An exercise: How might voting districts affect the current city council?

A proposal to divvy up Vancouver into three voting districts fell flat at city council last week. Councilors declined to move forward with a recommendation that they put the question of establishing districts on the November ballot.

A little background: The change would draw boundaries lines around three as-yet-to-be determined districts, and voters in each district would elect two city councilors. Candidates would first square off in primary elections within those districts and then advance to an at-large  general election. The change was marked as the No. 1 priority for the Charter Review Committee during its five-year review of the city’s governing document. Establishing districts would help create a more diverse council geographically, racially and economically by drawing representation from underrepresented populations in Vancouver, the charter committee argued.

The council disagreed, 4-2. Erik Paulsen and Laurie Lebowsky, the two newest members on the council, expressed a willingness to move forward with districts. Bill Turlay, Bart Hansen, Linda Glover and Ty Stober opposed them.

“Could this in fact be a bit limiting?” Glover asked at last week’s meeting. “If they happen to live in the same district, we’ve lost that resource.”

I wondered how a districting proposal might affect the current city council. Where do they live? Would any incumbents end up running against each other? Do they personally have anything to lose by advancing electoral districts?

The current councilors live in:

  • Lincoln (Lebowsky)
  • Hough (Stober)
  • West Minnehaha (Hansen)
  • Dubois Park (Glover)
  • Dubois Park (Paulsen)
  • Burton Evergreen (Turlay)

We don’t know exactly where the district lines would have been drawn, so this exercise is speculative. But let’s indulge a few districting scenarios.

Say the districts divided Vancouver as simply as possible, into three vertical chunks: West of I-5, between I-5 and I-205, and east of I-205. That division would see Lebowsky and Stober on the west side, Hansen, Glover and Paulsen in the central district, and Turlay on the east side.

Say the districts sliced up Vancouver horizontally: North of West 39th Street, Highway 500 and NE Fourth Plain Boulevard; between 39th/500/Fourth Plain and East Mill Plain Boulevard; and south of Mill Plain. That would put Hansen in the northernmost district, Turlay, Lebowsky and Stober in the central district and Paulsen and Glover in the south.

Neither of those options makes much sense, though, if the goal is to divide the city into districts that are a.) roughly equal in population, and b.) designed to promote diversity on the city council.

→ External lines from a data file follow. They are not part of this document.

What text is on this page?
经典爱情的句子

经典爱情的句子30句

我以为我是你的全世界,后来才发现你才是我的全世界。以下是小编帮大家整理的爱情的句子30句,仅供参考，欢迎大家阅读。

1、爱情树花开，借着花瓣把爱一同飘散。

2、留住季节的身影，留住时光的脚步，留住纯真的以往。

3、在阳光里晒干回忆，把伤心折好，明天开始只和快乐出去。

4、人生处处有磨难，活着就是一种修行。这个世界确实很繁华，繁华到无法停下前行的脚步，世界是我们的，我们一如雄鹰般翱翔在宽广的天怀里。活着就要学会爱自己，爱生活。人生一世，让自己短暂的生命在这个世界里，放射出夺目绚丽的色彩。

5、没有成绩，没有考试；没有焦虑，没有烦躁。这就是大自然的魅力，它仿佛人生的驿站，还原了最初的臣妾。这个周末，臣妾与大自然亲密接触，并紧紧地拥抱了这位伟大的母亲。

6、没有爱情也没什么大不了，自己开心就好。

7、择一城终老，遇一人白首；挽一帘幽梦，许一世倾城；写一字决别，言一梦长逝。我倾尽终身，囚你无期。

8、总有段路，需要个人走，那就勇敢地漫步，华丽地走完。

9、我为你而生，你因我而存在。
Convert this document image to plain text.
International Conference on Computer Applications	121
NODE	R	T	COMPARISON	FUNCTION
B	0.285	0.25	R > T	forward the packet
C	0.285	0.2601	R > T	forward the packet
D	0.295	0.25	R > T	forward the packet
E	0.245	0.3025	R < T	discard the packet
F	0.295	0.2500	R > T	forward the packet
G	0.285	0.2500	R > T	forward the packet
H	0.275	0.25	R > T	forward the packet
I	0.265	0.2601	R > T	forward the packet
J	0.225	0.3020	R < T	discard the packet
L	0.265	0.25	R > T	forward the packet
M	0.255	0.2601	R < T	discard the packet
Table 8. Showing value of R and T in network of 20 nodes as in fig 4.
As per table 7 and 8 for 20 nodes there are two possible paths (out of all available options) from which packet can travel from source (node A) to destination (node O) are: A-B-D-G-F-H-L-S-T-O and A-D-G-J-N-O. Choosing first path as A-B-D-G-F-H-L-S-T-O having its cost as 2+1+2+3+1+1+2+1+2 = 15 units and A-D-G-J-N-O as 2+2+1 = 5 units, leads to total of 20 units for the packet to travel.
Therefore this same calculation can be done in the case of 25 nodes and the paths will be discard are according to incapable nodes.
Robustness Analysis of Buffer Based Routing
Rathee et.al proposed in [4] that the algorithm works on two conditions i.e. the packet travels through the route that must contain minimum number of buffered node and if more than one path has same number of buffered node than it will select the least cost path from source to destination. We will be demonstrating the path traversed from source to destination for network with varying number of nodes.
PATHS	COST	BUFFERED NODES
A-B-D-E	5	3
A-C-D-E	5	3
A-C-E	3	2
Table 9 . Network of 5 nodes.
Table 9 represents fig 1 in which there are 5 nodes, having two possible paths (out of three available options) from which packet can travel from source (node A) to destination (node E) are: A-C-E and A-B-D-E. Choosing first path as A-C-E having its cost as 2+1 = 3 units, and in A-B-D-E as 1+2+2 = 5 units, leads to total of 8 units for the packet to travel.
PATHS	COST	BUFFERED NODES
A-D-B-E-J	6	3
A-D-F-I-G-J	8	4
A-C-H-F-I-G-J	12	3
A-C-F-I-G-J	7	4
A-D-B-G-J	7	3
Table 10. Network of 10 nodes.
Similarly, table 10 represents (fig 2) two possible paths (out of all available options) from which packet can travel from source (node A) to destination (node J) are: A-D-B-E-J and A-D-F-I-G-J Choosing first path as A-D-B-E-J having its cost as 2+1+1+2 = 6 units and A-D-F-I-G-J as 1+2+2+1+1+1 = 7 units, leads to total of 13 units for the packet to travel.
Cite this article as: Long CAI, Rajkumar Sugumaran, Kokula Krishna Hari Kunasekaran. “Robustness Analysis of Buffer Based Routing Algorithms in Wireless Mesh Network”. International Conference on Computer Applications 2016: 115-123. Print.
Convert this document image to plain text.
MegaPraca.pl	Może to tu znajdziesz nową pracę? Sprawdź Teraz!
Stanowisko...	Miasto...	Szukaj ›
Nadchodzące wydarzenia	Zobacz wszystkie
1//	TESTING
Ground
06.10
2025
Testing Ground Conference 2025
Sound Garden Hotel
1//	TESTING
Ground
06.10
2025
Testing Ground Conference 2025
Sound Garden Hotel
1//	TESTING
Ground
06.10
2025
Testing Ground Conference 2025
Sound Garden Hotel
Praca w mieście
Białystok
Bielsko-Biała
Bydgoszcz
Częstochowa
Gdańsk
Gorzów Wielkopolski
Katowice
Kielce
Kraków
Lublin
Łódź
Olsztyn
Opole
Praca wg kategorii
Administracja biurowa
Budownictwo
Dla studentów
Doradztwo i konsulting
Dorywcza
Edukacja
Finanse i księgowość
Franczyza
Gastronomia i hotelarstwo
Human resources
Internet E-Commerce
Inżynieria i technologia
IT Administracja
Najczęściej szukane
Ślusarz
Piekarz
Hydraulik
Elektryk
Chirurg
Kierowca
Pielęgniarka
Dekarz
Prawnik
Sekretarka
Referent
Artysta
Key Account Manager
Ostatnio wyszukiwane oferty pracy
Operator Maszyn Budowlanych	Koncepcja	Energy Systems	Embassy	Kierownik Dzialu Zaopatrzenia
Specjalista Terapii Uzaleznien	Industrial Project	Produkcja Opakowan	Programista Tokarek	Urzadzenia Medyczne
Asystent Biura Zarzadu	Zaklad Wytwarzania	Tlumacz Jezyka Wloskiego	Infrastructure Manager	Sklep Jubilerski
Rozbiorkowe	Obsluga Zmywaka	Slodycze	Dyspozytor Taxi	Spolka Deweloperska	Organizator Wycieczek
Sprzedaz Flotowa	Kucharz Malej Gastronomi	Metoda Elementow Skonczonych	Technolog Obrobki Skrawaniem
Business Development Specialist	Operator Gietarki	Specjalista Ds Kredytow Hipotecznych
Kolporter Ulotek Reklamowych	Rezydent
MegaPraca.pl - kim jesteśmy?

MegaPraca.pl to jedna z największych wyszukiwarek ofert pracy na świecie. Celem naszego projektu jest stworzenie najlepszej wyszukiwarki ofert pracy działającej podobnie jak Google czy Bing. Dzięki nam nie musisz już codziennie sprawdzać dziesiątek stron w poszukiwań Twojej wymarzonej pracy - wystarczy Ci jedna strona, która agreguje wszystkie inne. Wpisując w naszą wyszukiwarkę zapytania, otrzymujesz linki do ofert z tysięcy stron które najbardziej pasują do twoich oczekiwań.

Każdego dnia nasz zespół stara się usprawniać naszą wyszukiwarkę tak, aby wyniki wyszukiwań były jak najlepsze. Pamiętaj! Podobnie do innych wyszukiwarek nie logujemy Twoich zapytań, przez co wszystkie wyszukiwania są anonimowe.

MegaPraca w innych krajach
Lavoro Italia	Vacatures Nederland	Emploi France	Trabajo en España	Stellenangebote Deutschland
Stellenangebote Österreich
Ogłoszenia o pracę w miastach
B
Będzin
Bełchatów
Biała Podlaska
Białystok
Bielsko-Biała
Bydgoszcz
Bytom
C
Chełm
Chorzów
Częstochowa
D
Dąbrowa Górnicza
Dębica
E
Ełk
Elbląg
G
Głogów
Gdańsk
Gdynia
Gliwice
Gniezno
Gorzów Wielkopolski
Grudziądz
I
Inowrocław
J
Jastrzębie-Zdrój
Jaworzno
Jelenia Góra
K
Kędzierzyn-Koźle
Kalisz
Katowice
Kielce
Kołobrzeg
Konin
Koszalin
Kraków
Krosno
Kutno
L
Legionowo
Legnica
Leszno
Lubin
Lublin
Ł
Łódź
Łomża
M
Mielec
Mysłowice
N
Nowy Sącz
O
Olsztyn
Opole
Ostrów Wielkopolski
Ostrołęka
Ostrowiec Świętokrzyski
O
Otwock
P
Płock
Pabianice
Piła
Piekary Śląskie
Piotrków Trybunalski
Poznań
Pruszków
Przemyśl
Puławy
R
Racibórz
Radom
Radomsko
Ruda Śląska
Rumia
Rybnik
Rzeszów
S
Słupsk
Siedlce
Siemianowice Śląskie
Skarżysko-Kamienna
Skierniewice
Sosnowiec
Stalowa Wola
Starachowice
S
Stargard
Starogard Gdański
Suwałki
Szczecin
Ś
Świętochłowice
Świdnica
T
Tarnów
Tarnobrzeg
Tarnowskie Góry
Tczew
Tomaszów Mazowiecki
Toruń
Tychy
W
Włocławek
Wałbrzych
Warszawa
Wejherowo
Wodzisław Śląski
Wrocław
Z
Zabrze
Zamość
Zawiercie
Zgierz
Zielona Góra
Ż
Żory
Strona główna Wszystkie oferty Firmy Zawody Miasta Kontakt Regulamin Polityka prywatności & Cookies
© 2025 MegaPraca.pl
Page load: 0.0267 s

A scenario that would better align with the goals of districting: one L-shaped district that includes downtown Vancouver and extends southeast to include wealthy neighborhoods along Highway 14; a second district that encompasses north central Vancouver and the I-205 corridor; and a third district that stretches across the entire east side of the city.

This scenario would also force more competition among incumbents. Lebowsky, Stober, Glover and Paulsen would compete for two seats in this L-shaped district along I-5 and Highway 14. Hansen would be alone in north-central Vancouver. Turlay would be alone in the east.

Again, this exercise is hypothetical. Districts, like any changes to the city charter, would require multiple steps. First the city council would need to change course and ask voters on a general election ballot whether or not to divide into districts. Then voters would need to vote ‘yay.’ After that, the council would need to appoint a districting commission, who would draw district boundaries after a much more comprehensive look at the demographics and population of Vancouver. After all that, we’d know which incumbents end up in the same district.